Contoh paling nyata terlihat pada harga minyak dunia. Dalam serial drama "Landman", tokoh fiksi pekerja migas Tommy Norris yang diperankan oleh Billy Bob Thornton menyebut harga ideal minyak adalah US$78 per barel. Di angka tersebut, produsen bisa meraih untung wajar, tetap berinvestasi untuk eksplorasi, dan konsumen masih bisa membeli tanpa terbebani.
Namun saat ini, harga minyak mentah Brent justru tertekan di kisaran US$65 per barel. Selain terlalu rendah, harganya juga terlalu fluktuatif.
Gangguan pada harga minyak, kali ini dipicu oleh perang. Meskipun minyak telah lama menjadi produk yang sulit dikendalikan, riset terbaru dari Bank Dunia menunjukkan bahwa beberapa tahun terakhir kondisinya menjadi jauh lebih buruk. Siklus naik-turun harga saat ini lebih pendek dan lebih ekstrem dibanding masa lalu.
Dulu, pemicu utama siklus komoditas berasal dari sisi pasokan. Sesuatu harus ditambang dari bumi atau ditanam dari nol. Ini memerlukan waktu panjang dan modal besar.
Pada kenyataannya, butuh waktu 10 hingga 20 tahun dari penemuan hingga produksi. Karena itu, pasokan sulit merespons sinyal harga, yang menyebabkan investasi berlebihan saat boom dan kelebihan pasokan saat krisis, demikian dikutip dari laporan The Economist, Sabtu (28/6/2025).
Dinamika persediaan juga memperparah siklus harga komoditas. Dalam banyak kasus, barang tersebut sulit disimpan atau mudah rusak, seperti komoditas pertanian.
Cadangan yang tipis membuat ketidakseimbangan jangka pendek antara permintaan dan penawaran bisa menyebabkan lonjakan harga besar. Spekulasi finansial turut memperkuat sentimen pasar. Secara umum, permintaan terhadap komoditas sangat terikat pada siklus bisnis global.

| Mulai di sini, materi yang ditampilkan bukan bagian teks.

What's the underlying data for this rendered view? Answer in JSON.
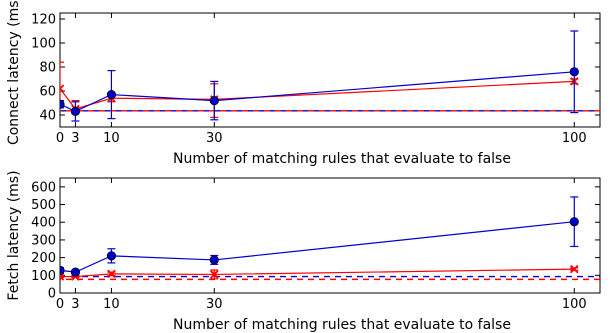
{
  "chart_data": [
    {
      "type": "line",
      "xlabel": "Number of matching rules that evaluate to false",
      "ylabel": "Connect latency (ms)",
      "xlim": [
        0,
        105
      ],
      "ylim": [
        30,
        125
      ],
      "xticks": [
        0,
        3,
        10,
        30,
        100
      ],
      "yticks": [
        40,
        60,
        80,
        100,
        120
      ],
      "grid": false,
      "x": [
        0,
        3,
        10,
        30,
        100
      ],
      "series": [
        {
          "color": "#0000cc",
          "marker": "circle",
          "linestyle": "solid",
          "values": [
            49,
            43,
            57,
            52,
            76
          ],
          "errors": [
            [
              3,
              3
            ],
            [
              8,
              8
            ],
            [
              20,
              20
            ],
            [
              16,
              16
            ],
            [
              34,
              34
            ]
          ]
        },
        {
          "color": "#ff0000",
          "marker": "x",
          "linestyle": "solid",
          "values": [
            62,
            45,
            54,
            53,
            68
          ],
          "errors": [
            [
              15,
              22
            ],
            [
              4,
              7
            ],
            [
              3,
              3
            ],
            [
              15,
              13
            ],
            [
              2,
              2
            ]
          ]
        },
        {
          "color": "#0000cc",
          "marker": "none",
          "linestyle": "dashed",
          "constant": 43.5
        },
        {
          "color": "#ff0000",
          "marker": "none",
          "linestyle": "dashed",
          "constant": 43.5
        }
      ]
    },
    {
      "type": "line",
      "xlabel": "Number of matching rules that evaluate to false",
      "ylabel": "Fetch latency (ms)",
      "xlim": [
        0,
        105
      ],
      "ylim": [
        0,
        650
      ],
      "xticks": [
        0,
        3,
        10,
        30,
        100
      ],
      "yticks": [
        0,
        100,
        200,
        300,
        400,
        500,
        600
      ],
      "grid": false,
      "x": [
        0,
        3,
        10,
        30,
        100
      ],
      "series": [
        {
          "color": "#0000cc",
          "marker": "circle",
          "linestyle": "solid",
          "values": [
            128,
            118,
            210,
            187,
            403
          ],
          "errors": [
            [
              15,
              15
            ],
            [
              10,
              10
            ],
            [
              40,
              40
            ],
            [
              25,
              25
            ],
            [
              140,
              140
            ]
          ]
        },
        {
          "color": "#ff0000",
          "marker": "x",
          "linestyle": "solid",
          "values": [
            93,
            93,
            108,
            105,
            135
          ],
          "errors": [
            [
              5,
              5
            ],
            [
              5,
              5
            ],
            [
              10,
              10
            ],
            [
              25,
              25
            ],
            [
              7,
              7
            ]
          ]
        },
        {
          "color": "#0000cc",
          "marker": "none",
          "linestyle": "dashed",
          "constant": 93
        },
        {
          "color": "#ff0000",
          "marker": "none",
          "linestyle": "dashed",
          "constant": 77
        }
      ]
    }
  ]
}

Dan selalu ada potensi pecahnya perang baru.
Riset Bank Dunia menemukan bahwa fluktuasi harga ini kini makin sering terjadi. Siklus boom kini hanya berlangsung 24 bulan, sedangkan masa krisis 23 bulan. Ini jauh lebih singkat dibanding periode 1970-2020, di mana satu siklus puncak ke puncak butuh waktu rata-rata 90 bulan. Kini, hanya sekitar 45 bulan.
Kejadian ini memiliki dampak besar bagi pemerintah di seluruh dunia. Menurut Bank Dunia, dua pertiga dari negara berkembang sangat bergantung pada komoditas untuk ekspor, pendapatan fiskal, dan aktivitas ekonomi mereka.

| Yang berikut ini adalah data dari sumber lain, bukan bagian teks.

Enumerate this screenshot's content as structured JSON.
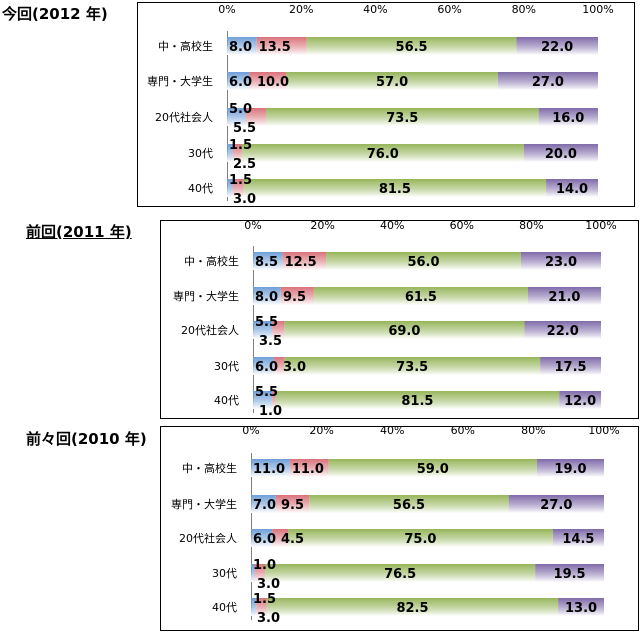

Siklus harga yang lebih tidak stabil menjadi tantangan berat bagi para pembuat kebijakan di negara-negara tersebut, dan menurunkan kemungkinan pertumbuhan ekonomi yang solid.
Ini juga menjadi tantangan bagi bank sentral di negara maju. Secara historis, mereka cenderung mengabaikan pergerakan harga berbasis komoditas dan fokus pada inflasi inti yang mengecualikan energi dan pangan.
Mengingat bahwa dalam periode 1970-2020 harga biasanya naik dan turun dalam proporsi yang serupa, pendekatan itu masuk akal. Tapi jika kini lonjakan harga lebih besar dibanding penurunannya, seperti yang tampak sekarang, situasinya jadi jauh lebih rumit.